Um projeto sobre licenciamento ambiental, aprovado em segunda votação pela Assembleia Legislativa do Estado de Goiás (Alego), prevê que caso a Secretaria de Meio Ambiente, Recursos Hídricos, Infraestrutura, Cidades e Assuntos Metropolitanos (Secima) não analise os pedidos de licença de empreendimentos no prazo máximo previsto, o órgão ambiental pode ser impedido de embargar a atividade ou aplicar penalidades no caso de qualquer infração ambiental. A Casa Civil afirma que irá sugerir o veto do artigo que abre brecha para crimes ambientais.

A matéria foi apresentada pelo deputado estadual Lissauer Vieira (PSB) no dia 10 de abril e aprovada no dia 2 de maio.

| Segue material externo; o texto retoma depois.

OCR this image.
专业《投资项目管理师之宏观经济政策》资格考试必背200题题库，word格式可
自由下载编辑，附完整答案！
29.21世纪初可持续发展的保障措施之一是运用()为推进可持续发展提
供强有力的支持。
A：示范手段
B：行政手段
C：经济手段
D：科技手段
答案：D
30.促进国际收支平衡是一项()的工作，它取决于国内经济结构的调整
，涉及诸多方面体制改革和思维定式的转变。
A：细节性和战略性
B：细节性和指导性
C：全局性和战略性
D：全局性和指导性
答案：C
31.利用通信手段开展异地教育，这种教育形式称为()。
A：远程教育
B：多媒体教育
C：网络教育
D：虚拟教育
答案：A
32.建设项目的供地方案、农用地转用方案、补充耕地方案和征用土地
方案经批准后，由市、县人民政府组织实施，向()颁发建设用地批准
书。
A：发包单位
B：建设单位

O parlamentar admite que o artigo 5º abre brecha para que a Secima seja impedida de autuar empreendimentos que por ventura cometam um crime ambiental. Isso porque o texto diz que caso o órgão aplique alguma penalidade a um empreendedor que esteja com processo de licenciamento em aberto, com prazo de análise esgotado, o requisitante pode recorrer, e o recurso tem efeito suspensivo da penalidade. “Realmente pode abrir brecha, e isso foi discutido no governo. Vai ter um veto parcial do governo em relação a isso”, disse.

A Secima chegou a emitir um parecer desfavorável ao projeto. Procurador-chefe da Advocacia Setorial da pasta, Rodrigo Eugênio Matos Resende disse que o projeto tira a penalização da esfera administrativa ao impedir que o órgão ambiental embargue ou aplique penalidade caso tenha extrapolado o prazo de análise do pedido de licença. “Imagina, por exemplo, um grande poluidor que estiver causando um dano grave, e a Secima não pode lacrar o empreendimento. É uma coisa surreal”, criticou.

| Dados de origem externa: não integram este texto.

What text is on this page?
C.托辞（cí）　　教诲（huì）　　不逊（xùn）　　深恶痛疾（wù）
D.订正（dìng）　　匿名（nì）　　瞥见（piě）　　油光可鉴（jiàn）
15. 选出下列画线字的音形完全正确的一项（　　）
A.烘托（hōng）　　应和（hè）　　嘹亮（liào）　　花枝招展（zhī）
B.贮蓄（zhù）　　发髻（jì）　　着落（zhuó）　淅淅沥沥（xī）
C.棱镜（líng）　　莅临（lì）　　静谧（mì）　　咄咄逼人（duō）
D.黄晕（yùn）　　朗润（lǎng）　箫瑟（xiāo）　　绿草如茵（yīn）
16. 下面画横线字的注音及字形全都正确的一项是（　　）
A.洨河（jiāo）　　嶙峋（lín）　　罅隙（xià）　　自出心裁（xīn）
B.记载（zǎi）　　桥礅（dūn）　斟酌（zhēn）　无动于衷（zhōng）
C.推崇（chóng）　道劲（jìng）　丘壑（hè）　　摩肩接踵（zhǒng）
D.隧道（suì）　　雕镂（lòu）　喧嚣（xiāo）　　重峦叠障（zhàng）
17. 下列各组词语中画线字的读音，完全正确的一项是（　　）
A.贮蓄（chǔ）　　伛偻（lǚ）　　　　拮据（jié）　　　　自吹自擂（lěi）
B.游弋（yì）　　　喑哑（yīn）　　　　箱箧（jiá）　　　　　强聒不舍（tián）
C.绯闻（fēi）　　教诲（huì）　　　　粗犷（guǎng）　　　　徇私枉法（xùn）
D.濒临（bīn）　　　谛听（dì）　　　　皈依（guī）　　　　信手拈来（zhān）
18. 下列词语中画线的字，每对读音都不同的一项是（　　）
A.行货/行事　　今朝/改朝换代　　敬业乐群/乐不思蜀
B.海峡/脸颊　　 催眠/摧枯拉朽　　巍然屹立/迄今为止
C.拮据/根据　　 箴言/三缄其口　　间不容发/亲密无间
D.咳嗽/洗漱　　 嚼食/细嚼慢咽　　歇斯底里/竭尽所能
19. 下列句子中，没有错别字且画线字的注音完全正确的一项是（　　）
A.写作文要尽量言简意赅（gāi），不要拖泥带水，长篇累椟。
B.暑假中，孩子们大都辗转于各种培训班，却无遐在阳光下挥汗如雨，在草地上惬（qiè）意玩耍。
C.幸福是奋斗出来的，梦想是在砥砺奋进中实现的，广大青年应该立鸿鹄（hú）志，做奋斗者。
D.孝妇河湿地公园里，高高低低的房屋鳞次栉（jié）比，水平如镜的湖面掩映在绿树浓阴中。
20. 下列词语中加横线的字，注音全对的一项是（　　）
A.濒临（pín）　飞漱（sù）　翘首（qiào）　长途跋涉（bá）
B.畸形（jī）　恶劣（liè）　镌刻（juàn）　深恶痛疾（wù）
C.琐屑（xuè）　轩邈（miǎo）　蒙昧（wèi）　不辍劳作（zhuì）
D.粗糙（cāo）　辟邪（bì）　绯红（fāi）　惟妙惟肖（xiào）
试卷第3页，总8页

De acordo com o procurador, os primeiros quatro artigos não o preocupam, uma vez que se limitam a repetir questões que já estão em legislações federais. No caso dos prazos, eles estão já previstos em resolução do Conselho Nacional do Meio Ambiente (Conama), ligado ao Ministério do Meio Ambiente (MMA). O problema é justamente o artigo 5º, que condiciona a possibilidade de a Secima aplicar penalidade a estar cumprindo os prazos. “O artigo 5º é uma tragédia ao meio ambiente. E o projeto foi discutido sem maiores formalidades, sem ninguém se atentar a isso”, disse.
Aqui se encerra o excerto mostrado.